Il cameriere ci chiede “La grappa la volete?” Se uno ve la mette giù così, voi cosa pensate: che ve la offre, giusto? Eh no! Da sgamato uomo di business e fiero delle sue doti comunicative, con il conto e la carta di credito in mano, se ne esce con questa frase “Si ma poi ve la segno sul conto”.
Vi giuro: non sapevo se alzarmi in un’ovazione di infinito sarcasmo o mandarlo a cagare.
Ma come? Verona, la patria della grappa, imprinting veneto nelle fondamenta, città dove l’Adige si mescola alla gradazione alcolica! Avrei voluto andare alla cassa e parlare con il proprietario, se nonché, il proprietario era lui: quel cameriere incapace. No, vabbeh. Ci rinuncio. Paghiamo e ce ne andiamo, senza grappa ovviamente.
Per tutto c’è Mastercard. Il resto sono esperienze.
Non è la prima volta che qualcosa va storto nel servizio o in un’uscita al ristorante. Sono cose che succedono un po’ ovunque e un po’ a tutti; ma perché allora mi ha scioccato così tanto? Nel mio solito processo di overthinking, sono arrivato a queste conclusioni. Disclaimer per gli ottimisti: quelle che seguiranno sono considerazioni dallo spirito critico e polemico. Quelle positive le ho scartate perché, secondo la logica dei media, attirano meno audience.
Fatte queste doverose premesse, mi tuffo a capofitto nella tesi gne gne.
Ve lo ricordate lo slogan “Per tutto il resto c’è mastercard?” Bene, questo “tutto il resto” riferito agli acquisti online, facili , veloci, volti a soddisfare un bisogno in maniera immediata è diventato “Il tutto”. Acquistiamo quotidianamente da qualsiasi piattaforma e-commerce qualsiasi tipo di prodotto o servizio, stando comodamente seduti a casa o nelle pause di lavoro o in macchina in attesa che scatti il verde.
Per quanto si possa ottimizzare la user experience, non si può dire che si tratti di un’esperienza.
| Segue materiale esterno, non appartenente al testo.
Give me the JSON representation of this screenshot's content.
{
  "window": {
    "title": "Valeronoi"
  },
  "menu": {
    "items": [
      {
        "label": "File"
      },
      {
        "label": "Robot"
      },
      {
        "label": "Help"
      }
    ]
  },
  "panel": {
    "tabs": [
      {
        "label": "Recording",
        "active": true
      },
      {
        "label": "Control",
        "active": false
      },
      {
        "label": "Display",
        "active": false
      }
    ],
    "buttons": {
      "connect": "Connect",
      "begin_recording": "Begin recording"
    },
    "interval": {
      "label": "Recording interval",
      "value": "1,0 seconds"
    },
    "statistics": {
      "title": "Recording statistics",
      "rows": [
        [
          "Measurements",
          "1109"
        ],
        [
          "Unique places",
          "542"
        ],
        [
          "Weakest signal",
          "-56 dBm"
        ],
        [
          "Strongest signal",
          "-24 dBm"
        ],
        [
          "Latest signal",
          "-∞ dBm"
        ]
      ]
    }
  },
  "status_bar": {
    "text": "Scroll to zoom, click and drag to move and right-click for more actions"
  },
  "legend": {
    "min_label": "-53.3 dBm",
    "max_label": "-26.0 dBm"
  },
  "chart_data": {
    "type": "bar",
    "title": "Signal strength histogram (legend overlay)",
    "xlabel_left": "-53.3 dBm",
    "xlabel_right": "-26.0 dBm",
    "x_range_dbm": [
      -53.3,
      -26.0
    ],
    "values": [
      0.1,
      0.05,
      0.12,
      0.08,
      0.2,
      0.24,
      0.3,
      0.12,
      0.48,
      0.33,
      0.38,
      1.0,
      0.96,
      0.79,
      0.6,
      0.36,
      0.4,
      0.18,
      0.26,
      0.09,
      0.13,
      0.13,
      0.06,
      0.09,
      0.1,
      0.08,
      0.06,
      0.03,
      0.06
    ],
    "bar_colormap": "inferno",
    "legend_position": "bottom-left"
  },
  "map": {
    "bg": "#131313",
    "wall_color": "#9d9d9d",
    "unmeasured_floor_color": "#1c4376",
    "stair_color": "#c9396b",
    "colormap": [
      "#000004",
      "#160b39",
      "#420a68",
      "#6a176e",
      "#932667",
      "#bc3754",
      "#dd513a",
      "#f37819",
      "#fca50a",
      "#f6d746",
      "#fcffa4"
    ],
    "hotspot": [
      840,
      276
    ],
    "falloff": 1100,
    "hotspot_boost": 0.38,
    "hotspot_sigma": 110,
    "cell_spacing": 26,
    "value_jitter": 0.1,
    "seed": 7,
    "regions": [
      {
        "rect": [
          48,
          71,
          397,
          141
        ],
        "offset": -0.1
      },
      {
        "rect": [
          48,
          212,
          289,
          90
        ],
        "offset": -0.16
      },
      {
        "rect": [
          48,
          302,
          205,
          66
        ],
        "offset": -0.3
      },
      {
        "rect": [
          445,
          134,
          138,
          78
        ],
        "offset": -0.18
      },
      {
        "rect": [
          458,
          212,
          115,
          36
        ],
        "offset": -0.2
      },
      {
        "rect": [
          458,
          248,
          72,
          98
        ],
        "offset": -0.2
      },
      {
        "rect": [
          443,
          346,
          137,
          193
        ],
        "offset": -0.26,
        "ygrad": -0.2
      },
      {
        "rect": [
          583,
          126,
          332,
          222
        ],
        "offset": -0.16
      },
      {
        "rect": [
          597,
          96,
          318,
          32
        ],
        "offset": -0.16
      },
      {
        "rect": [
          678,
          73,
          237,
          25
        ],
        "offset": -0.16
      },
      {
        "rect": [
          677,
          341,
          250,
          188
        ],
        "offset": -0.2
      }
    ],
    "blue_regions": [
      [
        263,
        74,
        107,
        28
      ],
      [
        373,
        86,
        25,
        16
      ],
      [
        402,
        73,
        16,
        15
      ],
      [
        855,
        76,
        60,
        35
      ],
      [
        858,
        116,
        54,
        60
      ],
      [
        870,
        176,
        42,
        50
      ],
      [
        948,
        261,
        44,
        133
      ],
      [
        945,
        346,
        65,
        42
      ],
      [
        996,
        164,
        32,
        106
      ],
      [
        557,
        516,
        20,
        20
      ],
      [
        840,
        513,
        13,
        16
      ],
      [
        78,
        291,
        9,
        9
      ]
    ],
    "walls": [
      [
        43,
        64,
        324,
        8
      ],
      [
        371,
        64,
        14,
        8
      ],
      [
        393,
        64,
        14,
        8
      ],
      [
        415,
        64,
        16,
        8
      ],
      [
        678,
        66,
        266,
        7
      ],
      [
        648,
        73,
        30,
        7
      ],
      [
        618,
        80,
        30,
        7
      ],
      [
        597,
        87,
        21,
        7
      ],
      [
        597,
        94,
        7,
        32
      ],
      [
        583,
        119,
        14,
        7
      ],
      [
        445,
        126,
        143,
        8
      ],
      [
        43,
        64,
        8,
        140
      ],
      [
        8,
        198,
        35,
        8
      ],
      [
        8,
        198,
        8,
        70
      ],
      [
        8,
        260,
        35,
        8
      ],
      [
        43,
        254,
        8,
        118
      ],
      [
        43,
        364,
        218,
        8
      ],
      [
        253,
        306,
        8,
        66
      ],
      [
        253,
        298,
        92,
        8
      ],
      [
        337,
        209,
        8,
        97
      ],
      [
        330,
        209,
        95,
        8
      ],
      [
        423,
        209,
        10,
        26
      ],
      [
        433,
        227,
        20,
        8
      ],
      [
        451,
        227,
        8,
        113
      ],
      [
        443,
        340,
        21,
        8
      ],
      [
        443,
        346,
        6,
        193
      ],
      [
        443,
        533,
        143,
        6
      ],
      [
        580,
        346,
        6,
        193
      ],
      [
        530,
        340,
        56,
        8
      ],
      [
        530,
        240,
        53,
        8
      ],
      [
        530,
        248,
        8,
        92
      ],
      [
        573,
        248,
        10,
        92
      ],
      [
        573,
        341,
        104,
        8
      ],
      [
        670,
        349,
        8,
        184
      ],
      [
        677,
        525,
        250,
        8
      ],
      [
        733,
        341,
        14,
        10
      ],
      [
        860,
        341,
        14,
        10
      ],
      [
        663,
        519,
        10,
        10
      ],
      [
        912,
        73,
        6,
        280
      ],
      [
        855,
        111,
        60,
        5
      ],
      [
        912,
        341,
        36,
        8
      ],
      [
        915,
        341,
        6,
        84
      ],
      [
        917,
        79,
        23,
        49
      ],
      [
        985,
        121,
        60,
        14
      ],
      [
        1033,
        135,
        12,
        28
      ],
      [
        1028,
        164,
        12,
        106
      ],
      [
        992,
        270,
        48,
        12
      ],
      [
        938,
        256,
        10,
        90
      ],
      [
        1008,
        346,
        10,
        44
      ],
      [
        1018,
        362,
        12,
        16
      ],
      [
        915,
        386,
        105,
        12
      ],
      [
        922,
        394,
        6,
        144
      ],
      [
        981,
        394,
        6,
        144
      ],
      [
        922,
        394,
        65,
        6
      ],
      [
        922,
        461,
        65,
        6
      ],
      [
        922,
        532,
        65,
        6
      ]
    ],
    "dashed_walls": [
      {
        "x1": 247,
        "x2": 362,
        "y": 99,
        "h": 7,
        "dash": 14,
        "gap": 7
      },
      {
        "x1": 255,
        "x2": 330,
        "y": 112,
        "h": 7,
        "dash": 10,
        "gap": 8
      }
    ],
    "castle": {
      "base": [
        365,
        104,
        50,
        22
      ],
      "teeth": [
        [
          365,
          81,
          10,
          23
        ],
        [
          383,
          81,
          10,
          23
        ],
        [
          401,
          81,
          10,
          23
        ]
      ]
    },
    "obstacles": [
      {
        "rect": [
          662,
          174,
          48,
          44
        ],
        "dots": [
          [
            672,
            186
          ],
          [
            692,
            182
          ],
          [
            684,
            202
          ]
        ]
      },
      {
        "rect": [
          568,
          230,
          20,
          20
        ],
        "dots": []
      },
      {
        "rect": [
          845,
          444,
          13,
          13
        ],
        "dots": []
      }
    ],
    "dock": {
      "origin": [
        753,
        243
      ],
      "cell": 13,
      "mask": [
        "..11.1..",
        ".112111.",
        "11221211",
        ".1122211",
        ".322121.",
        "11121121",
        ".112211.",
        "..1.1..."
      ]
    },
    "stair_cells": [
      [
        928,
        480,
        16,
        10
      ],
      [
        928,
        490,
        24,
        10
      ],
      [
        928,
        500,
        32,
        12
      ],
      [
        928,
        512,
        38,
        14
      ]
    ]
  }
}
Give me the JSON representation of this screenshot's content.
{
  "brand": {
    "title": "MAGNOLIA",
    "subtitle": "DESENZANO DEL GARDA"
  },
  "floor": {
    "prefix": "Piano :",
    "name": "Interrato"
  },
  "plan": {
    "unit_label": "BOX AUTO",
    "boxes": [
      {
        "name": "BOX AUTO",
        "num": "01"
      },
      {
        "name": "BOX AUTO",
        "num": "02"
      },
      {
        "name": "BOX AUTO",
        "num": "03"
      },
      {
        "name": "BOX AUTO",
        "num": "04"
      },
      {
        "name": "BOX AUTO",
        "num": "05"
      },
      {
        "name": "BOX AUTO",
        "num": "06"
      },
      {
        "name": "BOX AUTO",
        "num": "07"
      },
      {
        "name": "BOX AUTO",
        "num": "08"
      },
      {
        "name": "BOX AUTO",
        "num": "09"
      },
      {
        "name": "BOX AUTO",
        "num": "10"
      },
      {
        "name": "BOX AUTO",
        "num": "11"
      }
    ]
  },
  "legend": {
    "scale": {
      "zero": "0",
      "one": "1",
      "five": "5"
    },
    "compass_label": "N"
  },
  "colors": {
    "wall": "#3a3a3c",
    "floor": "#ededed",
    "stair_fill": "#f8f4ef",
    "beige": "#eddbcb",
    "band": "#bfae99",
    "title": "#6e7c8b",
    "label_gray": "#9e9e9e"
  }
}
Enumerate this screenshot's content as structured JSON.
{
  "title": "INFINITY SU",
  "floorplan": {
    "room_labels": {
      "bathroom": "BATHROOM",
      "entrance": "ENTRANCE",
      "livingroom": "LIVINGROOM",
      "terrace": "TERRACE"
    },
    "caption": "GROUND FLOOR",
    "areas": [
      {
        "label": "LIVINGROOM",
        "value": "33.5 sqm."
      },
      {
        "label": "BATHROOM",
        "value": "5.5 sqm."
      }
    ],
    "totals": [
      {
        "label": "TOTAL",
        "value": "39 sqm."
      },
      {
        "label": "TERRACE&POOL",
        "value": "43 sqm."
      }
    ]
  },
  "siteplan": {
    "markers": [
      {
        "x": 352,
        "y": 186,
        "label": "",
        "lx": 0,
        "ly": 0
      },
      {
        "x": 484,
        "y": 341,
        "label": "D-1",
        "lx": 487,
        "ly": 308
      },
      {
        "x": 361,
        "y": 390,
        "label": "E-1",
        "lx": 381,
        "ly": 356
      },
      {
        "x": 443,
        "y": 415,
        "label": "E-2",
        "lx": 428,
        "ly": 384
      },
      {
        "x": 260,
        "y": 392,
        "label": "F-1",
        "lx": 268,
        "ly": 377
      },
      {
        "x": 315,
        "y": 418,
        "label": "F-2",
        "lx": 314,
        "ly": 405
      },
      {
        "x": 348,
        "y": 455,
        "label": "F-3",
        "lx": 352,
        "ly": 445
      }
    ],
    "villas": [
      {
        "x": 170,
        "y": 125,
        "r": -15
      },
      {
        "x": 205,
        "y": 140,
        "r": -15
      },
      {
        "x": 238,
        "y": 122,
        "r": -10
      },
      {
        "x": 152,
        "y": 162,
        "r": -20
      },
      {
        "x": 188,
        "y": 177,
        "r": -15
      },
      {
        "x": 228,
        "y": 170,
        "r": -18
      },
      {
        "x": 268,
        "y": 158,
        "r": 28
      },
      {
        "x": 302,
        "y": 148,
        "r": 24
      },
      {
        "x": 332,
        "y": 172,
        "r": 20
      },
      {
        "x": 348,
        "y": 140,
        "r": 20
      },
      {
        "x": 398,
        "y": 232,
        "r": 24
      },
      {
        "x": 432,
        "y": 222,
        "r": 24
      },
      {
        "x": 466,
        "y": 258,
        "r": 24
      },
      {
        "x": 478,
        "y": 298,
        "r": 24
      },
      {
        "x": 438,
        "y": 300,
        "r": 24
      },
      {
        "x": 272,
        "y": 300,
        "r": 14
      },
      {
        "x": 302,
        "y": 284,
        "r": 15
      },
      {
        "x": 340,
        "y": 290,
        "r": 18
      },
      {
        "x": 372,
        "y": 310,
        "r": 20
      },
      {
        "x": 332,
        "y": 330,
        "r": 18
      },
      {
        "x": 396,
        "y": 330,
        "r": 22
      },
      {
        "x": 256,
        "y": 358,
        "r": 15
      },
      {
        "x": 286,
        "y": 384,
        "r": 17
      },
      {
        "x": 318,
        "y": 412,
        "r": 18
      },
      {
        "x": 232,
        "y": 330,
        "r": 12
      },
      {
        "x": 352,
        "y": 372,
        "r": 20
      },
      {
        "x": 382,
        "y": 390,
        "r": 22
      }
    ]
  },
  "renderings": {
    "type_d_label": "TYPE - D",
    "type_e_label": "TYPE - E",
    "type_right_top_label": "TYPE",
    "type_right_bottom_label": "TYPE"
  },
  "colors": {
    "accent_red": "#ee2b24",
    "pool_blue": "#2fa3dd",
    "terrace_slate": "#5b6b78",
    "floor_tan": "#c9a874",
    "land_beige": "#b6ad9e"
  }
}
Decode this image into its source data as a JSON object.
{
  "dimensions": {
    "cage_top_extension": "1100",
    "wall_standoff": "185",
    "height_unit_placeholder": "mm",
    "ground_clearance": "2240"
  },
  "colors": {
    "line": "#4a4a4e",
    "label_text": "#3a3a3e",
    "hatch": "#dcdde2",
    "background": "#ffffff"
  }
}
Quella la si fa in negozio, in un ristorante, in un albergo; a patto che le guide, commessi, camerieri o assistenti siano all’altezza del ruolo.
Qui il bisogno da soddisfare non è immediato. Vogliamo strisciare la carta felici di esserci gustati le cose, di portarci a casa relax, benessere, paesaggi e belle persone.
Credo che questo sia ancora l’unico trigger che fa la differenza e che permetterà alle attività “di contatto con il pubblico” di sopravvivere al delivery.
Dall’esperienza fisica ci attendiamo il massimo
Sono convinto che stiamo sempre più andando verso la disintermediazione estrema degli acquisti.
Questo ci consente di evitare frizioni, contatti inutili con persone che non conosciamo e che non vorremmo mai incrociare quando il nostro mood ha una leggera sfumatura criminale del fine giornata. Ma questo significa anche aspettarsi il massimo dall’esperienza fisica. Altrimenti perché ci sarei rimasto così male per l’ennesimo servizio merdoso di un ristorante di una città iper turistica?
Ancora una volta sono le persone che fanno la differenza in questo mondo.
E se il servizio deve essere quello di Pasquetta a sto punto il pranzo me lo faccio portare a casa.